(Here is the finished "Tempest", btw. Turn it on it's side and squint your eyes, and you can just see a quiet, elderly mare with a slight breeze ruffling her mane. Such is the magic of art.)
But, alas, the end of the year is fast approaching, and my plan of delivering a small painting to this gentlemen is in peril... because I can't find the darn photographs. Here in my studio I have thousands of photos. Hundreds upon hundreds upon hundreds of shots - mostly horses (followed by birds and then big cats and then everything else), all sorted and catalogued by subject. Want a rodeo scene? Check. Want a picture of kids with their ponies? Got it. Want a Saddlebred just stepping into the sunlight with a glittering ribbon pinned to her bridle? Here you go! Jumpers and dressage and reining and lungeing, I've got them all. All reference shots, and all mine.
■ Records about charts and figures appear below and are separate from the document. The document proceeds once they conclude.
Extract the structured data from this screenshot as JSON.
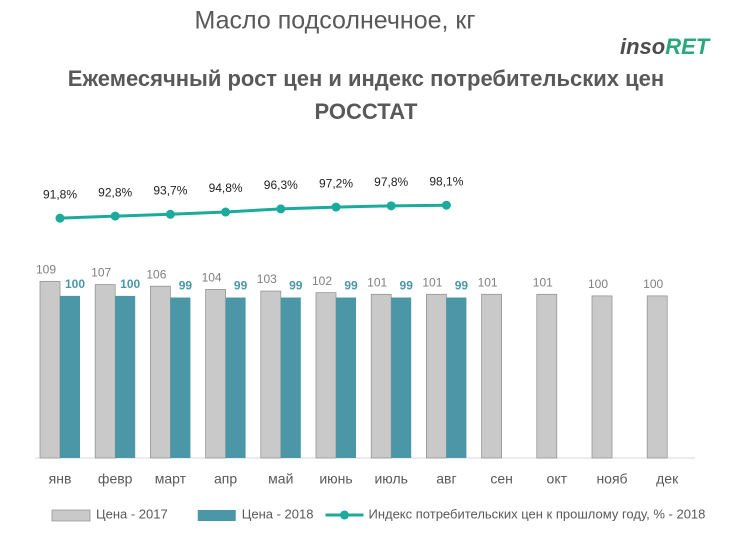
{
  "chart_data": {
    "type": "bar",
    "title": "Масло подсолнечное, кг",
    "subtitle": [
      "Ежемесячный рост цен и индекс потребительских цен",
      "РОССТАТ"
    ],
    "logo": [
      "inso",
      "RET"
    ],
    "categories": [
      "янв",
      "февр",
      "март",
      "апр",
      "май",
      "июнь",
      "июль",
      "авг",
      "сен",
      "окт",
      "нояб",
      "дек"
    ],
    "series": [
      {
        "name": "Цена  - 2017",
        "color": "#c9c9c9",
        "values": [
          109,
          107,
          106,
          104,
          103,
          102,
          101,
          101,
          101,
          101,
          100,
          100
        ]
      },
      {
        "name": "Цена  - 2018",
        "color": "#4b97a8",
        "values": [
          100,
          100,
          99,
          99,
          99,
          99,
          99,
          99,
          null,
          null,
          null,
          null
        ]
      },
      {
        "name": "Индекс потребительских цен к прошлому году, % - 2018",
        "type": "line",
        "axis": "y2",
        "color": "#1bab9c",
        "values": [
          91.8,
          92.8,
          93.7,
          94.8,
          96.3,
          97.2,
          97.8,
          98.1,
          null,
          null,
          null,
          null
        ],
        "value_labels": [
          "91,8%",
          "92,8%",
          "93,7%",
          "94,8%",
          "96,3%",
          "97,2%",
          "97,8%",
          "98,1%",
          null,
          null,
          null,
          null
        ]
      }
    ],
    "ylim": [
      0,
      190
    ],
    "y2lim": [
      -25,
      125
    ],
    "legend": "bottom"
  }
}
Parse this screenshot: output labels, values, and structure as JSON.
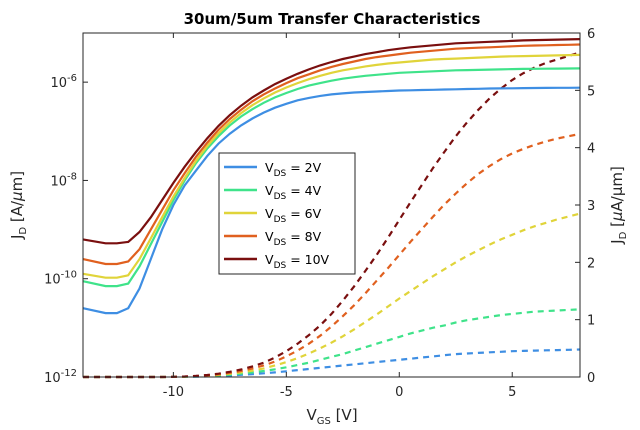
{
  "chart_data": {
    "type": "line",
    "title": "30um/5um Transfer Characteristics",
    "xlabel": {
      "main": "V",
      "sub": "GS",
      "unit": " [V]"
    },
    "ylabel_left": {
      "main": "J",
      "sub": "D",
      "unit": " [A/",
      "mu": "μ",
      "unit_end": "m]"
    },
    "ylabel_right": {
      "main": "J",
      "sub": "D",
      "unit": " [",
      "mu": "μ",
      "unit_end": "A/μm]"
    },
    "xlim": [
      -14,
      8
    ],
    "ylim_left_log10": [
      -12,
      -5
    ],
    "ylim_right": [
      0,
      6
    ],
    "left_scale": "log",
    "right_scale": "linear",
    "x_ticks": [
      -10,
      -5,
      0,
      5
    ],
    "x_tick_labels": [
      "-10",
      "-5",
      "0",
      "5"
    ],
    "y_left_ticks_log10": [
      -12,
      -10,
      -8,
      -6
    ],
    "y_left_tick_labels": [
      {
        "base": "10",
        "exp": "-12"
      },
      {
        "base": "10",
        "exp": "-10"
      },
      {
        "base": "10",
        "exp": "-8"
      },
      {
        "base": "10",
        "exp": "-6"
      }
    ],
    "y_right_ticks": [
      0,
      1,
      2,
      3,
      4,
      5,
      6
    ],
    "y_right_tick_labels": [
      "0",
      "1",
      "2",
      "3",
      "4",
      "5",
      "6"
    ],
    "grid": false,
    "legend_placement": "center-left",
    "x": [
      -14,
      -13,
      -12.5,
      -12,
      -11.5,
      -11,
      -10.5,
      -10,
      -9.5,
      -9,
      -8.5,
      -8,
      -7.5,
      -7,
      -6.5,
      -6,
      -5.5,
      -5,
      -4.5,
      -4,
      -3.5,
      -3,
      -2.5,
      -2,
      -1.5,
      -1,
      -0.5,
      0,
      0.5,
      1,
      1.5,
      2,
      2.5,
      3,
      3.5,
      4,
      4.5,
      5,
      5.5,
      6,
      6.5,
      7,
      7.5,
      8
    ],
    "series": [
      {
        "name": {
          "main": "V",
          "sub": "DS",
          "rest": " = 2V"
        },
        "color": "#3e8ee3",
        "log_values": [
          -10.6,
          -10.7,
          -10.7,
          -10.6,
          -10.2,
          -9.6,
          -9.0,
          -8.5,
          -8.1,
          -7.8,
          -7.5,
          -7.25,
          -7.05,
          -6.88,
          -6.74,
          -6.62,
          -6.52,
          -6.44,
          -6.37,
          -6.32,
          -6.28,
          -6.25,
          -6.23,
          -6.21,
          -6.2,
          -6.19,
          -6.18,
          -6.17,
          -6.165,
          -6.16,
          -6.155,
          -6.15,
          -6.145,
          -6.14,
          -6.135,
          -6.13,
          -6.128,
          -6.125,
          -6.122,
          -6.12,
          -6.118,
          -6.116,
          -6.115,
          -6.113
        ],
        "linear_values": [
          0,
          0,
          0,
          0,
          0,
          0,
          0,
          0.001,
          0.003,
          0.006,
          0.011,
          0.018,
          0.027,
          0.038,
          0.05,
          0.065,
          0.08,
          0.1,
          0.12,
          0.14,
          0.16,
          0.18,
          0.2,
          0.22,
          0.24,
          0.26,
          0.28,
          0.3,
          0.32,
          0.34,
          0.36,
          0.38,
          0.4,
          0.41,
          0.42,
          0.43,
          0.44,
          0.45,
          0.455,
          0.46,
          0.465,
          0.47,
          0.475,
          0.48
        ]
      },
      {
        "name": {
          "main": "V",
          "sub": "DS",
          "rest": " = 4V"
        },
        "color": "#3fe38a",
        "log_values": [
          -10.05,
          -10.15,
          -10.15,
          -10.1,
          -9.75,
          -9.3,
          -8.85,
          -8.4,
          -8.0,
          -7.65,
          -7.35,
          -7.1,
          -6.88,
          -6.7,
          -6.55,
          -6.42,
          -6.31,
          -6.22,
          -6.14,
          -6.07,
          -6.02,
          -5.97,
          -5.93,
          -5.9,
          -5.87,
          -5.85,
          -5.83,
          -5.81,
          -5.8,
          -5.79,
          -5.78,
          -5.77,
          -5.76,
          -5.755,
          -5.75,
          -5.745,
          -5.74,
          -5.735,
          -5.73,
          -5.728,
          -5.726,
          -5.724,
          -5.722,
          -5.72
        ],
        "linear_values": [
          0,
          0,
          0,
          0,
          0,
          0,
          0,
          0.001,
          0.004,
          0.009,
          0.017,
          0.028,
          0.042,
          0.06,
          0.08,
          0.105,
          0.135,
          0.17,
          0.21,
          0.25,
          0.3,
          0.35,
          0.4,
          0.46,
          0.52,
          0.58,
          0.64,
          0.7,
          0.76,
          0.81,
          0.86,
          0.9,
          0.95,
          0.99,
          1.02,
          1.05,
          1.08,
          1.1,
          1.12,
          1.14,
          1.15,
          1.16,
          1.17,
          1.18
        ]
      },
      {
        "name": {
          "main": "V",
          "sub": "DS",
          "rest": " = 6V"
        },
        "color": "#e0d43a",
        "log_values": [
          -9.9,
          -9.98,
          -9.98,
          -9.93,
          -9.6,
          -9.18,
          -8.75,
          -8.33,
          -7.95,
          -7.6,
          -7.3,
          -7.04,
          -6.82,
          -6.63,
          -6.47,
          -6.33,
          -6.21,
          -6.11,
          -6.02,
          -5.94,
          -5.87,
          -5.81,
          -5.76,
          -5.72,
          -5.68,
          -5.65,
          -5.62,
          -5.6,
          -5.58,
          -5.56,
          -5.54,
          -5.53,
          -5.52,
          -5.51,
          -5.5,
          -5.49,
          -5.48,
          -5.475,
          -5.47,
          -5.465,
          -5.46,
          -5.455,
          -5.45,
          -5.445
        ],
        "linear_values": [
          0,
          0,
          0,
          0,
          0,
          0,
          0,
          0.002,
          0.006,
          0.012,
          0.022,
          0.036,
          0.055,
          0.08,
          0.11,
          0.15,
          0.2,
          0.26,
          0.33,
          0.41,
          0.5,
          0.6,
          0.71,
          0.83,
          0.96,
          1.09,
          1.23,
          1.37,
          1.5,
          1.63,
          1.76,
          1.88,
          2.0,
          2.11,
          2.21,
          2.31,
          2.4,
          2.48,
          2.56,
          2.63,
          2.69,
          2.75,
          2.8,
          2.85
        ]
      },
      {
        "name": {
          "main": "V",
          "sub": "DS",
          "rest": " = 8V"
        },
        "color": "#e0601f",
        "log_values": [
          -9.6,
          -9.7,
          -9.7,
          -9.65,
          -9.4,
          -9.0,
          -8.6,
          -8.2,
          -7.85,
          -7.52,
          -7.23,
          -6.97,
          -6.75,
          -6.56,
          -6.39,
          -6.25,
          -6.13,
          -6.02,
          -5.92,
          -5.84,
          -5.76,
          -5.69,
          -5.63,
          -5.58,
          -5.53,
          -5.49,
          -5.46,
          -5.43,
          -5.4,
          -5.38,
          -5.36,
          -5.34,
          -5.32,
          -5.31,
          -5.3,
          -5.29,
          -5.28,
          -5.27,
          -5.26,
          -5.255,
          -5.25,
          -5.245,
          -5.24,
          -5.235
        ],
        "linear_values": [
          0,
          0,
          0,
          0,
          0,
          0,
          0,
          0.002,
          0.007,
          0.015,
          0.028,
          0.047,
          0.072,
          0.105,
          0.148,
          0.2,
          0.27,
          0.36,
          0.46,
          0.58,
          0.72,
          0.88,
          1.06,
          1.25,
          1.46,
          1.68,
          1.9,
          2.13,
          2.36,
          2.58,
          2.8,
          3.01,
          3.2,
          3.38,
          3.54,
          3.68,
          3.8,
          3.9,
          3.98,
          4.05,
          4.11,
          4.16,
          4.2,
          4.24
        ]
      },
      {
        "name": {
          "main": "V",
          "sub": "DS",
          "rest": " = 10V"
        },
        "color": "#7a0f0f",
        "log_values": [
          -9.2,
          -9.28,
          -9.28,
          -9.25,
          -9.05,
          -8.75,
          -8.4,
          -8.05,
          -7.72,
          -7.42,
          -7.14,
          -6.89,
          -6.67,
          -6.48,
          -6.31,
          -6.17,
          -6.04,
          -5.93,
          -5.83,
          -5.74,
          -5.66,
          -5.59,
          -5.53,
          -5.48,
          -5.43,
          -5.39,
          -5.35,
          -5.32,
          -5.29,
          -5.27,
          -5.25,
          -5.23,
          -5.21,
          -5.2,
          -5.19,
          -5.18,
          -5.17,
          -5.16,
          -5.15,
          -5.145,
          -5.14,
          -5.135,
          -5.13,
          -5.125
        ],
        "linear_values": [
          0,
          0,
          0,
          0,
          0,
          0,
          0,
          0.003,
          0.009,
          0.019,
          0.035,
          0.058,
          0.09,
          0.13,
          0.185,
          0.25,
          0.34,
          0.45,
          0.58,
          0.73,
          0.9,
          1.1,
          1.33,
          1.58,
          1.85,
          2.13,
          2.43,
          2.74,
          3.05,
          3.35,
          3.65,
          3.93,
          4.2,
          4.44,
          4.66,
          4.86,
          5.03,
          5.18,
          5.3,
          5.4,
          5.48,
          5.54,
          5.6,
          5.66
        ]
      }
    ]
  }
}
But 23 pictures of two mares, a field, an old man who would have fit perfectly in the last century puttering around his farmyard, sweet shots of plowed earth, broken cornstalks and rich, heavy, black Illinois topsoil? I have no idea where they went. And now it will drive me crazy.
It does, however, give me an excuse to pull open my heavy filing cabinet drawers, grab a handful of pictures, and dream. Here's a painting, and here's a painting, and here's an etching, a drawing, a watercolor. In my hands I hold the promise of so much great art! Magical moments where the light and shadow have come together with the action and the sentiment and the pure equine form - and somewhere buried in all of that is exactly what I'm trying to say with my paintings and drawings. Look at this creature, this thing, this miracle, this wild, four legged spirit partnered with man to do amazing and athletic things. Look at him jump and race and run. Look at him cut cattle or execute a canter pirouette. Look at him safely cart children around the field or step into the show ring before thousands of spectators in a world class competitive setting. And look at the relationship forged between man and beast. We can guide a half ton animal around with a piece of leather. We can ask him to jump over 5' fences. We can watch him separate cattle from the herd or chase a ball around while his rider swings a large stick in the air. We can put him in a starting gate, throw the doors open, and expect him to fly down a dirt track, striving to vanquish every other horse on the field.
Painting after painting after painting. Photograph after photograph after photograph. Idea after idea after idea, until finally the idea becomes inspiration, and the inspiration translates to the art.